Last week during a panel discussion hosted by the Michigan Credit Union League, it was revealed that the House Republican and Democratic leaders had an agreement with Gov. Whitmer and Senate leadership to spend the bulk of the money on the state’s infrastructure. While there doesn’t seem to be details yet on what they term “infrastructure,” it does appear to cover roads, bridges, water, sewers, broadband, schools, mental health facilities and dams. At this point, legislative leaders seem to be entertaining most requests for APR appropriations in trying to piece together their budget.

ICRC Puts 10 Maps Out For Public Hearing

  • Who needs to know: Anyone interested in the political environment for the next 10 years.
  • Potential impact: New districts for Congress, Senate and House could impact the policy decisions in the state for years to come.

In 2018, the people of the state of Michigan supported a constitutional amendment to make fundamental changes to the way Michigan draws its district boundaries. The amendment created the Independent Citizens Redistricting Commission (ICRC), a commission of citizens with the exclusive authority to adopt district boundaries for the Michigan Senate, House and U.S. Congress every 10 years. The ICRC consists of 13 registered voters randomly selected through an application process; four affiliated with the Democratic Party, four affiliated with the Republican Party, and five that do not affiliate with either major political party. The ICRC has been meeting since September 2020 and has recently put forth 10 proposed maps for public input.

Last week, the Commission adopted four proposed maps for the U.S. Congressional districts, three proposed maps for the state Senate districts, and three proposed maps for the state House districts. This week the Commission will start taking public testimony on the proposed maps. Almost immediately, the maps came under fire from both Republicans and Democrats for various reasons. Republicans attacked the maps because they were less compact and contiguous compared to maps they had proposed. Democrats attacked the maps for their lack of majority-minority districts the standards used to determine those districts. Most notably, the ICRC adopted the position that a district with at least a 40% minority population would be considered a majority-minority district, rather then the 50% used in previous maps. This issue alone could doom some of the plans to a lawsuit under the U.S. Voting Rights Act.
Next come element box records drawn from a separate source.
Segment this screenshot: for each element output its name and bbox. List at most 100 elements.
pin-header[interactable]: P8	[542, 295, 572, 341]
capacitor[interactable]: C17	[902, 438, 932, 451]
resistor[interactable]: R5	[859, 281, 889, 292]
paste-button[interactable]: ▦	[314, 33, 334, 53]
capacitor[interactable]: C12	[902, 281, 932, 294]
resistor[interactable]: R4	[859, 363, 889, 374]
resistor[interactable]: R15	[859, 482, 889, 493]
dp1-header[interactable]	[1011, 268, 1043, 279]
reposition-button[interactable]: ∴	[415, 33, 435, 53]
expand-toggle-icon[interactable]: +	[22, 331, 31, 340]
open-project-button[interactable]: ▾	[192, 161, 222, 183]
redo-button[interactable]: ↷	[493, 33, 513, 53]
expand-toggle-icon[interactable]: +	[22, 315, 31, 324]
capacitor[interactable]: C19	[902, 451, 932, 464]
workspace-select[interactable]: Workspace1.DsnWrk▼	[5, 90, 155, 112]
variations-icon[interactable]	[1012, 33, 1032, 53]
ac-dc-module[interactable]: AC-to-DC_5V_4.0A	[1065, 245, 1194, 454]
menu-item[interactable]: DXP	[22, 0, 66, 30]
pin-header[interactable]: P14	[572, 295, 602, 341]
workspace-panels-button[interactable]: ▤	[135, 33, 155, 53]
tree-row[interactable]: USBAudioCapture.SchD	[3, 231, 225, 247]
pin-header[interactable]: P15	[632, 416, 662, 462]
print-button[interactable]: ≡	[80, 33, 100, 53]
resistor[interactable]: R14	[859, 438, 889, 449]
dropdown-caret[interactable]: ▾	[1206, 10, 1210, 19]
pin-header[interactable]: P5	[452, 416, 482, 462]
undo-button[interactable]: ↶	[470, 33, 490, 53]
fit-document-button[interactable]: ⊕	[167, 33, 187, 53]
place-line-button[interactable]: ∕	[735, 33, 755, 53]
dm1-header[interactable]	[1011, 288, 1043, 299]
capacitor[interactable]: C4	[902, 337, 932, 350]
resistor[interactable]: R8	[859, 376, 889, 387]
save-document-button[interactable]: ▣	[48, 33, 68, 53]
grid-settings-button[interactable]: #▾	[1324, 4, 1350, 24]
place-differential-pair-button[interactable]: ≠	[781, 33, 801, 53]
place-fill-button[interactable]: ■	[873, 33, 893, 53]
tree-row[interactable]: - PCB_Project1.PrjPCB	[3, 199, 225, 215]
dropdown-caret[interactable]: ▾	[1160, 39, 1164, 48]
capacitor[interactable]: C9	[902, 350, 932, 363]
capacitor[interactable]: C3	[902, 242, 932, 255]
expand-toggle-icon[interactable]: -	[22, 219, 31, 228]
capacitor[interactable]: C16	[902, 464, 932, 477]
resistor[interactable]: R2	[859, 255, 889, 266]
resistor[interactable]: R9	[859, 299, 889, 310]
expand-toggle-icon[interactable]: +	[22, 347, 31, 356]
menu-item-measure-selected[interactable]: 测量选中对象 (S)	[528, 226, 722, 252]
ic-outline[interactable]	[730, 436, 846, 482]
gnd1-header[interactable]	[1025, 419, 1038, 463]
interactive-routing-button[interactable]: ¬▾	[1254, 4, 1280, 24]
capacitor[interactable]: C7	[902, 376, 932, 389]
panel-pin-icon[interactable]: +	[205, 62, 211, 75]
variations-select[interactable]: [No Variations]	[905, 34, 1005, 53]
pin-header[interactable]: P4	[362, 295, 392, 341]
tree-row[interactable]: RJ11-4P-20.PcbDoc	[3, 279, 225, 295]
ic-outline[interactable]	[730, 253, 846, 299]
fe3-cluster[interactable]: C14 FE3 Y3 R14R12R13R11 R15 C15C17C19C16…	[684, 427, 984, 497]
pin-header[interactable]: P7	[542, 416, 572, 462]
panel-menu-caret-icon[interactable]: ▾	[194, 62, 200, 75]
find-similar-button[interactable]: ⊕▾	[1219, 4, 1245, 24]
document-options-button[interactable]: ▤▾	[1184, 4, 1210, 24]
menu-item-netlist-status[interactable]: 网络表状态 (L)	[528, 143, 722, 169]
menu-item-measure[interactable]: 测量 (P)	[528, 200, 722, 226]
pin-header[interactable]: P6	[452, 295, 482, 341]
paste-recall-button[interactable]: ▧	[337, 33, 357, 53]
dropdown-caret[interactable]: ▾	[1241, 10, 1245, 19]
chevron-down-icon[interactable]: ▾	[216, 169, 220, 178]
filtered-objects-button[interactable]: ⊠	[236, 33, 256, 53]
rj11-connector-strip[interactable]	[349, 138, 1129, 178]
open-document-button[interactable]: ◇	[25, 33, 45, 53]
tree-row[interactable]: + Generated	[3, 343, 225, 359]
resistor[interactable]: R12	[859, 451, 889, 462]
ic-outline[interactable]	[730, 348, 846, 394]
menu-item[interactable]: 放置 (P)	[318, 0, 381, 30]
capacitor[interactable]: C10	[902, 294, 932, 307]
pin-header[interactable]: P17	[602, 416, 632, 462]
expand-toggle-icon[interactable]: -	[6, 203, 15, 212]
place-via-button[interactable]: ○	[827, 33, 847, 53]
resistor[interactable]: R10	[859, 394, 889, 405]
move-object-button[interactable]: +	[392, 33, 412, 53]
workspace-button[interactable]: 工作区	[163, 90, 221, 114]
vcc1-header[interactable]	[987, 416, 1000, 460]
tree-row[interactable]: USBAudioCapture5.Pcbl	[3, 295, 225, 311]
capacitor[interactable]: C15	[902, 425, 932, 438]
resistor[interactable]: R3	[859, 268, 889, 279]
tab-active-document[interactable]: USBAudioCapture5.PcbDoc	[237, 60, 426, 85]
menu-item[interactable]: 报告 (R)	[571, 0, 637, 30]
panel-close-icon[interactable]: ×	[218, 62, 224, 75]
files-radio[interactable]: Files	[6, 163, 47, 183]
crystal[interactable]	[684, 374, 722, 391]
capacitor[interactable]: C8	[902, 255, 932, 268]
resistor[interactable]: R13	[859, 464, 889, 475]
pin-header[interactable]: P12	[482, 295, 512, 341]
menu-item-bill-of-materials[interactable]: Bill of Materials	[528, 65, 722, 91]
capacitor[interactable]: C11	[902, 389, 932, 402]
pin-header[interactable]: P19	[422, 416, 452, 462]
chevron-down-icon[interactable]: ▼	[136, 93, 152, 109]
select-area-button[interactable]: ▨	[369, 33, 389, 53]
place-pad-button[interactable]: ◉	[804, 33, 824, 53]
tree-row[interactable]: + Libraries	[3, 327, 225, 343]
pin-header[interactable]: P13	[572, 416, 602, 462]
Current elected officials are balking at the plans for other reasons. Under various iterations of the proposed plans, multiple sitting officials would be drawn into the same districts. Under the proposed state House plans, 20 incumbent House members are drawn into the same districts. 13 incumbent Senate members are drawn into the proposed state Senate plans. Finally, in the proposed U.S. Congressional districts, up to eight incumbents could have to face each other. Regardless of the outcome of the public hearings on the proposed maps, it appears that whatever plan the ICRC adopts will be headed to court for review.

Week Ahead:

  • Multiple proposed administrative rules will be heard Monday. These rules deal with rules for continuing education for investment advisors, general rules for architects, professional engineers, professional surveyors, and rule revisions for audiologists.
  • The Senate Regulatory Reform Committee will be taking testimony on Tuesday about legislation to allow liquor self-serve dispensing machines.
  • A presentation by the Aerospace Industry Association of Michigan will take place on Tuesday before the Senate Economic and Small Business Development Committee .
  • The Municipal Stability Board will meet Wednesday.
  • Proposed administrative rules on electric interconnection and net metering standards will be discussed at a public hearing on Wednesday.
  • The MRI Workgroup of the Certificate of Need Commission will meet on Thursday.
  • The Independent Citizens Redistricting Commission will meet multiple times this week to continue their work on reapportionment.